Processing Archivist

(650) 497-2785

As processing archivist, my main responsibility is essentially the same as when I was a project archivist: organizing and describing unique historical material. In cooperation with cataloging, conservation, accessioning, public service, and many other staff, my work assists scholars and other users with their research. I help coordinate the physical movement and disposition of collections, and publish guides that represent them intellectually. I also codify and document our processing guidelines and workflows.


  • MLS from San Jose State with an Archives concentration
  • BA in American Studies/Folklore from UNC-Chapel Hill

Professional activities 

I've worked at Stanford for over eight years, processing collections for Manuscripts, University Archives and the Archive of Recorded Sound. My background is in media, 20th century history, popular culture, radicalism, art, and especially music. A long time ago I catalogued sound recordings and scores, and I still have more than a little bit of cataloger in me. The preservation of audiovisual materials is an ongoing concern, and I also try to keep up with trends in contemporary librarianship including copyright, crowdsourcing and linked data.
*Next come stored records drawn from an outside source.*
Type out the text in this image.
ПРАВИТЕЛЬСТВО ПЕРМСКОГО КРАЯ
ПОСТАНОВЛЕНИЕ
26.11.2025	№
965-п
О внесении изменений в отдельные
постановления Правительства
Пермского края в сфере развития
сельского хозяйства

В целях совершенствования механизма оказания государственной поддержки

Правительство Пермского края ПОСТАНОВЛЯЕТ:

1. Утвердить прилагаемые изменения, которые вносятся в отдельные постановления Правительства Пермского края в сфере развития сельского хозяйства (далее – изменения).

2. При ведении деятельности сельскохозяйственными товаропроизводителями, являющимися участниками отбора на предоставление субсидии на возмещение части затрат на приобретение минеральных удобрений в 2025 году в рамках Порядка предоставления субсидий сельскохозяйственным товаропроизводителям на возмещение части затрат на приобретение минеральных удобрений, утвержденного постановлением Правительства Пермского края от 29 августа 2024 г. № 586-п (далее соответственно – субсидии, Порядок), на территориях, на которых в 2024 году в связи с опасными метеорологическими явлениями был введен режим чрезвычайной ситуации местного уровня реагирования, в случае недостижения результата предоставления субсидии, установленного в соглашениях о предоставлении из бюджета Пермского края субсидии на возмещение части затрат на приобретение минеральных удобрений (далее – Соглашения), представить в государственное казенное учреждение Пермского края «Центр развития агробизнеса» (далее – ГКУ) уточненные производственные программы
I'm editor of the Association of Recorded Sound Collections (ARSC) newsletter, of which I've been a member since 2000. I was also very proud to be an advisory panelist for the Performing Arts section of the NEH Preservation & Access Grant Program in December 2012, and I've assisted with various Stanford grants since then.

Selected Publications 

My history of the San Francisco Public Library's Mission Branch is deposited in their reference files. I also presented a paper on the Project South Collection at Stanford at the ARSC Conference in Los Angeles in May 2012 (available here:

More about me 

When I’m not at work I’m usually eating, playing records, or riding my bicycle. I'm addicted to Northern Californian nature, and hike and camp frequently. I also collect photographs, magazines and ephemera and try to share as much of it as possible.